See here how to install it. In my case, on macOS, it’s
brew install stripe/stripe-cli/stripe
Once installed I run
stripe login
and follow the instructions to log in.
Then run
stripe listen --forward-to localhost:3000/api/stripe/webhook
This command will return a webhook signing secret code, which you’ll need to put in the .env
file:
STRIPE_WEBHOOK_SECRET=whsec_SOMETHING
and it will keep running in the background.
Important: you now need to stop the Next.js npm run dev
command, and start it again, to apply the .env
setting.
The Webhook handler
Now let’s create the Webhook POST handler.
Create a file pages/api/stripe/webhook.js
We return a { received: true }
JSON response to Stripe, to tell them “we got it!”:
export default async (req, res) => {
res.writeHead(200, {
'Content-Type': 'application/json'
})
res.end(JSON.stringify({ received: true }))
}
Before doing so however, we can use this code (which I found on the Stripe documentation) that we use to analyze the Webhook:
const sig = req.headers['stripe-signature']
let event
try {
event = stripe.webhooks.constructEvent(rawBody, sig, endpointSecret)
} catch (err) {
res.writeHead(400, {
'Content-Type': 'application/json'
})
console.error(err.message)
res.end(
JSON.stringify({
status: 'success',
message: `Webhook Error: ${err.message}`
})
)
return
}
See that I use the rawBody
variable. This is not a property available by default to us, but stripe.webhooks.constructEvent()

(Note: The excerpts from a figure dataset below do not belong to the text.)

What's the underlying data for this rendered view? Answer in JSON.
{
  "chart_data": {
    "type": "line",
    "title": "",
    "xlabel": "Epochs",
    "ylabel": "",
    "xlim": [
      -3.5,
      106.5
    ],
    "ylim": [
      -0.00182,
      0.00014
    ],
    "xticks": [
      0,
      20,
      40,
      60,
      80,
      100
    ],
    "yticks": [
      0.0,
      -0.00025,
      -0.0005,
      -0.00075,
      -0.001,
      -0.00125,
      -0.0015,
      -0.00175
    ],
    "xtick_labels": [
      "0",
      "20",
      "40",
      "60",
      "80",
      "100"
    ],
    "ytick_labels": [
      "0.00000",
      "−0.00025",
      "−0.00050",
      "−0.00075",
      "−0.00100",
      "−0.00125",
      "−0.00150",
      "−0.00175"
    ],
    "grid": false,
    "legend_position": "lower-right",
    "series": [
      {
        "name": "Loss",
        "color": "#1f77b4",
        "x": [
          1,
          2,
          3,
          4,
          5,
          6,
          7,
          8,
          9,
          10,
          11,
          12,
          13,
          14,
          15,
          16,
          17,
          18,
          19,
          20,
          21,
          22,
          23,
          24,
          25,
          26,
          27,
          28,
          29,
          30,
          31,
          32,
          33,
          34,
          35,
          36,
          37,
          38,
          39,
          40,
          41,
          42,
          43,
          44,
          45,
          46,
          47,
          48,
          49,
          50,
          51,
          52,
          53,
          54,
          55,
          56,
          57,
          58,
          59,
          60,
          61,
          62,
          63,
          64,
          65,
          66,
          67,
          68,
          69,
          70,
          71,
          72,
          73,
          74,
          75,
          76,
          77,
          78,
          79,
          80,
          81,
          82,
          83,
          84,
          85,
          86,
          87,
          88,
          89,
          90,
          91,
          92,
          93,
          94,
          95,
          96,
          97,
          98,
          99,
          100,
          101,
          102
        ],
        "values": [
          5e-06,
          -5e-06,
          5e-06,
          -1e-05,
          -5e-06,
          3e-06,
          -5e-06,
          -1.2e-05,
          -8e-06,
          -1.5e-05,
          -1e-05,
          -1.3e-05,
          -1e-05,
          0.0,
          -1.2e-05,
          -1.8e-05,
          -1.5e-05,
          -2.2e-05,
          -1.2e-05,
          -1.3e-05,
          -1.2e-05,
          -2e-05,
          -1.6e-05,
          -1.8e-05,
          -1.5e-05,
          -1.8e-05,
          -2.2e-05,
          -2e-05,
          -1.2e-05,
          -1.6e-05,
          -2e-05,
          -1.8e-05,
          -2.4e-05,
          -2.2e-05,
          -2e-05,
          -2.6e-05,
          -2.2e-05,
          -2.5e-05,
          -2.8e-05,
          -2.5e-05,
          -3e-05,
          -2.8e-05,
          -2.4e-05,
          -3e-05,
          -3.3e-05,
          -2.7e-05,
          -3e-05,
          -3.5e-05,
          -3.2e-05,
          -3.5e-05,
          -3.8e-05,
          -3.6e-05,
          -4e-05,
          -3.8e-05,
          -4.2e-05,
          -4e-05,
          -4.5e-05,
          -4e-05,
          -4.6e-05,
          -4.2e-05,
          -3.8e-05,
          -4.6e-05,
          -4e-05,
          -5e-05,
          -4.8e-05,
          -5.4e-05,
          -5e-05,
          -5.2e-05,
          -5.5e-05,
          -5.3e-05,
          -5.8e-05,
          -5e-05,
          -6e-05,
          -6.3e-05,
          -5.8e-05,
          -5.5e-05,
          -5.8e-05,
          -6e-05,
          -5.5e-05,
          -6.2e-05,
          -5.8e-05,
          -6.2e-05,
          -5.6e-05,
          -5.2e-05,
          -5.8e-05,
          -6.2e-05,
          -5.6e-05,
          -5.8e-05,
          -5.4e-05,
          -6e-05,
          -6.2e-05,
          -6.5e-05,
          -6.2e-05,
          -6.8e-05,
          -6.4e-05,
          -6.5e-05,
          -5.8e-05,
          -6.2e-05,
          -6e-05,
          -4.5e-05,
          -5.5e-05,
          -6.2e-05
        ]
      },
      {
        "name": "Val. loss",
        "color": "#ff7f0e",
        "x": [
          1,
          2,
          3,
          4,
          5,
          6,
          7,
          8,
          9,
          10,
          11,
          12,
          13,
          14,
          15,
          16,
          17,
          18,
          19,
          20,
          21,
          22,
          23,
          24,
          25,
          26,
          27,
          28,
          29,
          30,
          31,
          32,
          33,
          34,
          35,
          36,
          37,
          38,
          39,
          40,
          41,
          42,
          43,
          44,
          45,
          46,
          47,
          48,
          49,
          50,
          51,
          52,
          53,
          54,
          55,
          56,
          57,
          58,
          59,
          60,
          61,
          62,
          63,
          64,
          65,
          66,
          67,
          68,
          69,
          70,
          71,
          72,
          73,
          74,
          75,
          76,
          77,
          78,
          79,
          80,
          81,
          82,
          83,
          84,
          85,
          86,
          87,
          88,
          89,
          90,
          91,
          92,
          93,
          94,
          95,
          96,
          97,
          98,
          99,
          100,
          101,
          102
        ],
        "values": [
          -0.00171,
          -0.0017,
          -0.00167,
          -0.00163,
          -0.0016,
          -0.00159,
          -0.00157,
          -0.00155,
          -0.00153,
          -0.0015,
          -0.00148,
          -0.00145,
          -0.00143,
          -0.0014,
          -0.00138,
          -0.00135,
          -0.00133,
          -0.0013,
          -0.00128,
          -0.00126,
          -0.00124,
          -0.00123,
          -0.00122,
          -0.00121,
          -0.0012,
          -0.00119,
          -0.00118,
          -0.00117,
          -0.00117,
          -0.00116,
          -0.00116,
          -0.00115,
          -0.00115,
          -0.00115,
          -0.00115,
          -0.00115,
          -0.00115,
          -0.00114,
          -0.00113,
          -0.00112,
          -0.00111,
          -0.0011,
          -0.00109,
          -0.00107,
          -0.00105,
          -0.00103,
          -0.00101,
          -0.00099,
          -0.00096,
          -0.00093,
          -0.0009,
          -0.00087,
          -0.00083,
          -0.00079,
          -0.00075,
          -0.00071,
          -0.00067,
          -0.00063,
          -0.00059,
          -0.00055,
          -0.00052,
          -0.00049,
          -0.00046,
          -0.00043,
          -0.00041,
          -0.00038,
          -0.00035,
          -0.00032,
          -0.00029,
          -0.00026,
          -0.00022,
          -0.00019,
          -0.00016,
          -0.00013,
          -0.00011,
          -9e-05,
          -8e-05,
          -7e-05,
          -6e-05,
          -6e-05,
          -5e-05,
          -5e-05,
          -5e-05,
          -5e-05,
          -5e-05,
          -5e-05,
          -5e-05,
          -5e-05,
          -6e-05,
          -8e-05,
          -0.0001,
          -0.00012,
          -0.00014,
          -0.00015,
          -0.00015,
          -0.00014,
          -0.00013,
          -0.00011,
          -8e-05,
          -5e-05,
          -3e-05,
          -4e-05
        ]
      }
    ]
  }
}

wants the raw request body passed to it, to verify for security purposes.
We must tell Next.js to avoid parsing the body:
export const config = {
api: {
bodyParser: false
}
}
Then we can install the raw-body
library:
npm install raw-body
and we have access to the raw body using
const rawBody = await getRawBody(req, {
encoding: 'utf-8'
})
Since we get lots of various Webhook notifications from Stripe we need to filter out the one we need, which is called checkout.session.completed
.
When this happens we get the session id from the event and we use that to update the booking with the same session id assigned (remember? we added it into the table) and it sets the paid
column to true:
if (event.type === 'checkout.session.completed') {
const sessionId = event.data.object.id
try {
Booking.update({ paid: true }, { where: { sessionId } })
} catch (err) {
console.error(err)
}
}
This is the complete code:
import { Booking } from '../../../model.js'
import dotenv from 'dotenv'
dotenv.config()
import getRawBody from 'raw-body'
export const config = {
api: {
bodyParser: false
}
}
export default async (req, res) => {
if (req.method !== 'POST') {
res.status(405).end() //Method Not Allowed
return
}
const stripe = require('stripe')(process.env.STRIPE_SECRET_KEY)
const endpointSecret = process.env.STRIPE_WEBHOOK_SECRET
const sig = req.headers['stripe-signature']
const rawBody = await getRawBody(req, {
encoding: 'utf-8'
})
let event
try {
event = stripe.webhooks.constructEvent(rawBody, sig, endpointSecret)
} catch (err) {
res.writeHead(400, {
'Content-Type': 'application/json'
})
console.error(err.message)
res.end(
JSON.stringify({
status: 'success',
message: `Webhook Error: ${err.message}`
})
)
return
}
if (event.type === 'checkout.session.completed') {
const sessionId = event.data.object.id
try {
Booking.update({ paid: true }, { where: { sessionId } })
console.log('done')
} catch (err) {
console.error(err)
}
}
res.writeHead(200, {
'Content-Type': 'application/json'
})
res.end(JSON.stringify({ received: true }))
}
This is a central part of our application.
As soon as the user is back from the payment from Stripe, if all goes well the booking has already been marked as paid in our database.
Testing Webhooks
As with every entity that’s introduced in your application that you don’t have full control over, testing webhooks is complicated.
Luckily Stripe provides us the stripe
CLI tool we already used to allow local webhooks to run.
If you open another window, you can invoke it again like this:
stripe trigger checkout.session.completed
This lets you test the Webhook code without having to follow the payments workflow manually over and over again.
You can now try the whole workflow, and ideally you should get a booking marked as paid in the database!